Hélène, trouvant probablement que son père avait raison, ne fit plus aucune objection ; elle copia l’itinéraire d’Antoine sur son carnet, et cette besogne achevée, remit sa tête à la portière, bien décidée à ne pas perdre un seul détail du paysage ; quant à son père, il s’endormit profondément.

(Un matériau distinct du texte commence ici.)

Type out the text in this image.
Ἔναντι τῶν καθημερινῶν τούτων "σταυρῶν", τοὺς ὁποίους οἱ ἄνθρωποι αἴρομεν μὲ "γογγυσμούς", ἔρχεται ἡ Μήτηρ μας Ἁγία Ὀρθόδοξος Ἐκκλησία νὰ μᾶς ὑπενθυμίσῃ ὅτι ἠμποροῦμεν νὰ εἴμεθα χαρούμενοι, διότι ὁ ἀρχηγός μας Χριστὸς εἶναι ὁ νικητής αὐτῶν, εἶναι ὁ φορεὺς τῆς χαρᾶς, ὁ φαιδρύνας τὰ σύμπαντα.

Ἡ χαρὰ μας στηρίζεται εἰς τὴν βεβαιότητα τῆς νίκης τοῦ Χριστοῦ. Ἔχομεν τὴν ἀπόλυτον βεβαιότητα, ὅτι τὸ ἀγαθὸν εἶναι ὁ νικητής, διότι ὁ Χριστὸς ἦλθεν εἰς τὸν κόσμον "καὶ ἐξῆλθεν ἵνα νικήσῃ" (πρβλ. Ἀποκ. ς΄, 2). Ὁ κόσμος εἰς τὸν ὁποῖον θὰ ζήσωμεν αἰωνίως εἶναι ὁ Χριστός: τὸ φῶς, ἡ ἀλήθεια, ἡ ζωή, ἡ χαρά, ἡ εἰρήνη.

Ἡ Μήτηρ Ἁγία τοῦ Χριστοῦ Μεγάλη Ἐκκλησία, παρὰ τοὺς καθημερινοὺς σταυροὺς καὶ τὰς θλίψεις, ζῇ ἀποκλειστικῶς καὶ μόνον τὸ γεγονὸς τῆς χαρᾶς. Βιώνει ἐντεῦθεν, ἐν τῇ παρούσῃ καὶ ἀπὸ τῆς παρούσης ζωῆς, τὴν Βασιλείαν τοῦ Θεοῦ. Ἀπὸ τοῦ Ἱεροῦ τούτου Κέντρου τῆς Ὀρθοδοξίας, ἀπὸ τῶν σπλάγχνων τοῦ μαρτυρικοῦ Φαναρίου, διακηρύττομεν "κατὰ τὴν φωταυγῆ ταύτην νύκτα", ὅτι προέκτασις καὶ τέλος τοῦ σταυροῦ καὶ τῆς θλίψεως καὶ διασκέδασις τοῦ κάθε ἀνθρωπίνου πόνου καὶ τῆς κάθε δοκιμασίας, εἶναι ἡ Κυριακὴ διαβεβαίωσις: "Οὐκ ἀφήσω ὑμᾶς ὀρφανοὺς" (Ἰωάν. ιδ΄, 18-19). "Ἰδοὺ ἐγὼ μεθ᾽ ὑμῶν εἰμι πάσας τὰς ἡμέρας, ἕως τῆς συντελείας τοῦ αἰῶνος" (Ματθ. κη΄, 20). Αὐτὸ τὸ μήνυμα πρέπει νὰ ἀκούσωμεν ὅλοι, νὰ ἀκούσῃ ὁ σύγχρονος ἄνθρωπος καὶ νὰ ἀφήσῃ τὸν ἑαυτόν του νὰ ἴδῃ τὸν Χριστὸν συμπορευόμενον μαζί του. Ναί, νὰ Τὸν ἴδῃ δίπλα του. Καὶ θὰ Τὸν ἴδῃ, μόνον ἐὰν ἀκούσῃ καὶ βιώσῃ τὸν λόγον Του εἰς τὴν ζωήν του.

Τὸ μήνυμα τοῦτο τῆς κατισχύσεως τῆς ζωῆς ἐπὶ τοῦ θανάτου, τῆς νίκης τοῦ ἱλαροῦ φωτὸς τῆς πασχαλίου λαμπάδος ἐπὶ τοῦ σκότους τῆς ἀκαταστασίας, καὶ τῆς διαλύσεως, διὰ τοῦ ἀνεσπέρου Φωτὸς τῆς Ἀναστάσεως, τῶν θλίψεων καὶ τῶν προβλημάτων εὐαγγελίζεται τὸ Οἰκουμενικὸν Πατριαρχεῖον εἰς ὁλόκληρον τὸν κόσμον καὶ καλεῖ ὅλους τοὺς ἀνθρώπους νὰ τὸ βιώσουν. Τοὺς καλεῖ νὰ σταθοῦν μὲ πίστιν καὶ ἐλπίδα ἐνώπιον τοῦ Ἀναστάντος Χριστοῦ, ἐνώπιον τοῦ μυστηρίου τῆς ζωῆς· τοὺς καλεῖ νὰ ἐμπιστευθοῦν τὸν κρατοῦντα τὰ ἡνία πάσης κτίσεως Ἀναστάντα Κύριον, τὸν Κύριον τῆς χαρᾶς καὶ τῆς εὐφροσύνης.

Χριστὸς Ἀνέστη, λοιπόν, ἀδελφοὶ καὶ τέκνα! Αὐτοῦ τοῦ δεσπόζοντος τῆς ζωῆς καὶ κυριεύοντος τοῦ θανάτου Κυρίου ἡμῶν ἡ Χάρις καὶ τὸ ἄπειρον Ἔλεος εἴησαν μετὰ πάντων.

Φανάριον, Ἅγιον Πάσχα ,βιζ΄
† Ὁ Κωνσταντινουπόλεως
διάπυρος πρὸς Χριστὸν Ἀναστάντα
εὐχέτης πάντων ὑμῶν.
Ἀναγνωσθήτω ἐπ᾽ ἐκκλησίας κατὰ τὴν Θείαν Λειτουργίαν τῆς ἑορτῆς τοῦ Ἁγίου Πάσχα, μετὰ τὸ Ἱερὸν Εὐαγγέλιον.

Pendant que le train qu’il venait de quitter fuyait vers Rouen, Antoine, descendu à Mantes, avisait au bord de la Seine une espèce d’auberge dont l’enseigne promettait bon gîte et bon repas, et comme il était trop tard pour qu’il pût continuer sa route, il entra dans ce rustique bouchon pour y passer la nuit et y prendre sa nourriture. Une servante joufflue, qui semblait échappée d’une toile de Rubens, le débarrassa de son sac, qu’elle emporta dans la chambre qu’il devait habiter, en même temps que l’aubergiste l’invitait à se désaltérer. Cet aubergiste qui s’approchait de lui avec son pichet de cidre frais tiré, c’était la Normandie qui s’avançait au-devant de l’artiste voyageur, son breuvage national à la main. Un peintre romantique n’aurait pas manqué de boire en portant un toast à cette terre glorieuse et féconde ; Antoine fit moins de façons et but tout simplement parce qu’il avait soif.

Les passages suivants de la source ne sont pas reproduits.